China affirms national security trial for Kovrig, Spavor after two years in prison
Michael Kovrig (left) and Michael Spavor, the two Canadians detained in China, are shown in these 2018 images taken from video. Canadian prisoner Michael Kovrig is trying to hold on to a sense of humour as he and fellow countryman Michael Spavor approach one year in solitary confinement in China, says Kovrig's current boss. THE CANADIAN PRESS/AP
Mike Blanchfield, The Canadian Press
Published Thursday, December 10, 2020 5:25AM EST
Last Updated Thursday, December 10, 2020 12:26PM EST
UPDATE: Nothing has changed in the legal process for detained Canadians Michael Kovrig and Michael Spavor since June, sources tell CTV News. According to the sources, a translation error on comments by a Chinese official Thursday resulted in incorrect information that the two had been brought to court for trial. An earlier version of this story included that information.
OTTAWA - China affirmed Thursday that Michael Kovrig and Michael Spavor will face a national security trial as Canada and its allies urged Beijing to release the pair, saying they were being arbitrarily imprisoned.
The two Canadian men - known in Canada and abroad as the “two Michaels” - marked two full years behind bars on Thursday, in separate Chinese prisons, on what Canada and dozens of its Western allies say are unfounded espionage charges.
China has faced accusations of so-called hostage diplomacy for acting in retaliation for the RCMP's December 2018 arrest in Vancouver of Chinese high-tech executive Meng Wanzhou on a U.S. extradition warrant.
None of that criticism has fazed China, and that was crystal clear again on Thursday when the spokeswoman for its foreign ministry dismissed a suggestion that if Meng's case were somehow resolved, Kovrig and Spavor could be released.
“You are very concerned about when they can get back home. So are we for Ms. Meng Wanzhou's safe return. Her case is of a completely different nature from the cases you mentioned,” said Hua Chunying, according to an English translation of her remarks on her ministry's website.
She said Meng's case “is a political one” and “the two Canadian citizens were arrested, prosecuted and will be tried for suspected crimes endangering China's national security. The entire process is completely in accordance with law and the two Canadians' lawful rights have been guaranteed.”
Foreign Affairs Minister Francois-Phillipe Champagne said the last two years “have been stolen from Mr. Kovrig and Mr. Spavor” as well as their families and loved ones.
“These two Canadians are an absolute priority for our government, and we will continue to work tirelessly to secure their immediate release and to stand up for them as a government and as Canadians,” the minister said in a statement.

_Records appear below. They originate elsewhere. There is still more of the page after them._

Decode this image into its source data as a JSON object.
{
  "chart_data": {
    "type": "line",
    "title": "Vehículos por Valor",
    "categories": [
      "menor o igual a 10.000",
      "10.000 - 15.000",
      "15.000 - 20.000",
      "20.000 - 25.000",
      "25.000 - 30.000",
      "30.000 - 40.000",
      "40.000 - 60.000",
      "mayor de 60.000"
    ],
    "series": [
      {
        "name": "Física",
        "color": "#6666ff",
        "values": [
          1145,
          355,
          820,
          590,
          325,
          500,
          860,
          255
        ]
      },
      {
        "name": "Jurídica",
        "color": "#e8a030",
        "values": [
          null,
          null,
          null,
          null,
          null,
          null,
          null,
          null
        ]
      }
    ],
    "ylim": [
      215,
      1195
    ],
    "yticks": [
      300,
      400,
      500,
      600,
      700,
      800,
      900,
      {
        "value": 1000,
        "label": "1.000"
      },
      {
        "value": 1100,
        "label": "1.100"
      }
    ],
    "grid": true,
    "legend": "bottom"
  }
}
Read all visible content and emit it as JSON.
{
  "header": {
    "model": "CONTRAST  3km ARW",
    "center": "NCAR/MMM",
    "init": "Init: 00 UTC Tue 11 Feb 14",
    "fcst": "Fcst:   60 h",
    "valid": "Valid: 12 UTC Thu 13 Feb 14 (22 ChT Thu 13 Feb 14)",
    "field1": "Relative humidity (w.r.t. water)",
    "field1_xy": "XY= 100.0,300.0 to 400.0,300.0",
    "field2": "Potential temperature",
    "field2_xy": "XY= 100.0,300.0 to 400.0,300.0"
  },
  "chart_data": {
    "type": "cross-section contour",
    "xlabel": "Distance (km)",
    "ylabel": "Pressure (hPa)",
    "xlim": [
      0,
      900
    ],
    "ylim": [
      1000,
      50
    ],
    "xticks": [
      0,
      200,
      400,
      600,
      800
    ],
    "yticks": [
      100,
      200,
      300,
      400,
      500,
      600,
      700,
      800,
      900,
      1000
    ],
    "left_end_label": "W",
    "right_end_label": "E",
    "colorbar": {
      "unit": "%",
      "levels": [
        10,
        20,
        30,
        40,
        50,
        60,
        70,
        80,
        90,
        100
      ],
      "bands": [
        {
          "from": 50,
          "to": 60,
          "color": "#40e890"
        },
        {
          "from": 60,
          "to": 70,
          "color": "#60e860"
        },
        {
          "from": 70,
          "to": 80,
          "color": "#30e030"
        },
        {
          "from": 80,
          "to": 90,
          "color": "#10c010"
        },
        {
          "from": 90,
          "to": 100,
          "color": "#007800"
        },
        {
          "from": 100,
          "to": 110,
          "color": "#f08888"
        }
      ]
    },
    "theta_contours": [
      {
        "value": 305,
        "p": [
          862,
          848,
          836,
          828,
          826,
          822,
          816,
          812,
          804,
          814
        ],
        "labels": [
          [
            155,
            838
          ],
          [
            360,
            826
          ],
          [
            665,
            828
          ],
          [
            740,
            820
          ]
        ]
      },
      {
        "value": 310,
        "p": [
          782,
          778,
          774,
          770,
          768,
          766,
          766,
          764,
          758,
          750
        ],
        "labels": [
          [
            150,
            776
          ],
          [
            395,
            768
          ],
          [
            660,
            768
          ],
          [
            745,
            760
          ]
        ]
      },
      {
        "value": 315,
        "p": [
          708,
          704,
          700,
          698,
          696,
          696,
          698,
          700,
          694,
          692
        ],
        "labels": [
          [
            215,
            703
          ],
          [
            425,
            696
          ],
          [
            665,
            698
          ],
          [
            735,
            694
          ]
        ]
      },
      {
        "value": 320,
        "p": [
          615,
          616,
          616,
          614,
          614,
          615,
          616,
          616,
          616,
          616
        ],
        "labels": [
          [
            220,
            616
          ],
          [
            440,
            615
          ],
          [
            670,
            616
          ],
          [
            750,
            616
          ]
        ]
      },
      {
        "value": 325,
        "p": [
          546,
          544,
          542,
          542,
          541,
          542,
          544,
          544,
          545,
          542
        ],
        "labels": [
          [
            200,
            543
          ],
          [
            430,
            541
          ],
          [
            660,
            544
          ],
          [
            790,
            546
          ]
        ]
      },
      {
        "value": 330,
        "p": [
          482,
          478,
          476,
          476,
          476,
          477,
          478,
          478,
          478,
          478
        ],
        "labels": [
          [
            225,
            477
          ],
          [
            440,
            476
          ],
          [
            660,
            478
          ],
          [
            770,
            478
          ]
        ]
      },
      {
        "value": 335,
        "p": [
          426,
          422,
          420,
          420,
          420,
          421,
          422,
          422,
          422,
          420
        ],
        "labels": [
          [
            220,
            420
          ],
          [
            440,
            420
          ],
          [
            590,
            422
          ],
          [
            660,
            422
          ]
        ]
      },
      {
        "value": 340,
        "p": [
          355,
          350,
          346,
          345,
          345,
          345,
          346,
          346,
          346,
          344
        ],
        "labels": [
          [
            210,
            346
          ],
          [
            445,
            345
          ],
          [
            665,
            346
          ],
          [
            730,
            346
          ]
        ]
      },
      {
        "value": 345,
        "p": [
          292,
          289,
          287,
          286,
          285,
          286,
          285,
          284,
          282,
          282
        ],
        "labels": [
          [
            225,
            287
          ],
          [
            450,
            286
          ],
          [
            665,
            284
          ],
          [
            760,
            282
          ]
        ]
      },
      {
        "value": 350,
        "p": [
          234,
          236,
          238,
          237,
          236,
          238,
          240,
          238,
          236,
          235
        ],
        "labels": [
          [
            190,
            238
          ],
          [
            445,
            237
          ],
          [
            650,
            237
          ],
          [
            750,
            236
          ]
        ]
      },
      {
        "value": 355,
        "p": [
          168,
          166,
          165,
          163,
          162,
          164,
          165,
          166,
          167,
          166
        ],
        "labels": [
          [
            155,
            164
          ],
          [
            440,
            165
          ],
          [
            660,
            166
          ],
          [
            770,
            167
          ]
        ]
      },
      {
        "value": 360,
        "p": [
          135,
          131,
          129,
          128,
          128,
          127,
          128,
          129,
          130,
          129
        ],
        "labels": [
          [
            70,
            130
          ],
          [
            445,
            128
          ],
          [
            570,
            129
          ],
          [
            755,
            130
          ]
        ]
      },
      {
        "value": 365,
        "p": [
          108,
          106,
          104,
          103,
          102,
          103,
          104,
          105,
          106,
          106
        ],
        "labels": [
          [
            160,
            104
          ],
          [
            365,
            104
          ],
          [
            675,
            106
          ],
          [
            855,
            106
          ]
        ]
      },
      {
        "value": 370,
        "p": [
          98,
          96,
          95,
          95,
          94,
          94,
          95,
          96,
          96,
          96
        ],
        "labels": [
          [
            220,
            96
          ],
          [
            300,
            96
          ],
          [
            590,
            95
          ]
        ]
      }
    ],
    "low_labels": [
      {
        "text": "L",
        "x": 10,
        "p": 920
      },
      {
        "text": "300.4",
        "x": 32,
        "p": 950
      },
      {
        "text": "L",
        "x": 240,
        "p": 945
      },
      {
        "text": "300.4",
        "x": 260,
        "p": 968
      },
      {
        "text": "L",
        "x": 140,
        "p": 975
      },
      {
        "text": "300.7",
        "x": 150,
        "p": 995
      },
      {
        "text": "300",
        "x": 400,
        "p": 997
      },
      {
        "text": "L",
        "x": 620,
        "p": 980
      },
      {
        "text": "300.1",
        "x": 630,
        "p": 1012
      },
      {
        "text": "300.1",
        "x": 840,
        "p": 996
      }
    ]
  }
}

“We are grateful to the many countries around the world that have expressed support for Canada and for Mr. Kovrig and Mr. Spavor.”
The United States marked the day by calling on China to immediately release them.
“We echo the calls from the Canadian government, the international community, and the families of Michael Kovrig and Michael Spavor for these two men to be released immediately and returned home,” said a statement from the acting American ambassador to Canada, Katherine Brucker.
The U.S. wants to extradite Meng on fraud charges.
Prime Minister Justin Trudeau recently spoke to U.S. president-elect Joe Biden about the “two Michaels,” fuelling speculation that the Americans might be considering withdrawing their case against Meng, which could pave the way to freedom for the two Canadian men.
Brucker's statement made no mention of the Meng case.
“I think we should keep all options open and using our relationship with international partners, diplomacy, working with the United States on this. I think everything has to be available,” said NDP Leader Jagmeet Singh.
Singh also said he wasn't going to criticize the Trudeau government's handling of the case, saying the issue was complex and that he wasn't prepared to reduce it to a matter of “partisan posturing.”
“These are our Canadians that are in horrible conditions,” said Singh.
“I can't imagine what it's like for the families, and for Mr. Spavor or Mr. Kovrig. What they're going through is very terrible.”
Conservative Leader Erin O'Toole reiterated past criticism that the Trudeau government has been weak and ineffective in dealing with China on Kovrig and Spavor.
“So, to suggest that this has been handled well over the last two years is fantasy,” O'Toole said Thursday.
Kovrig's boss at the International Crisis Group begged to differ.
“There's never been a moment where I felt they weren't focused on this,” Robert Malley, who served on the national security team in the Barack Obama administration, said in an interview.
“So, I can't ask for more.”
Malley also said while he may have “differences” with the Republican Trump administration they too have had not shied away from taking the plight of the two Michaels seriously.
“And that gives me hope that for the U.S. and Canada, this is a matter of urgency and a priority.”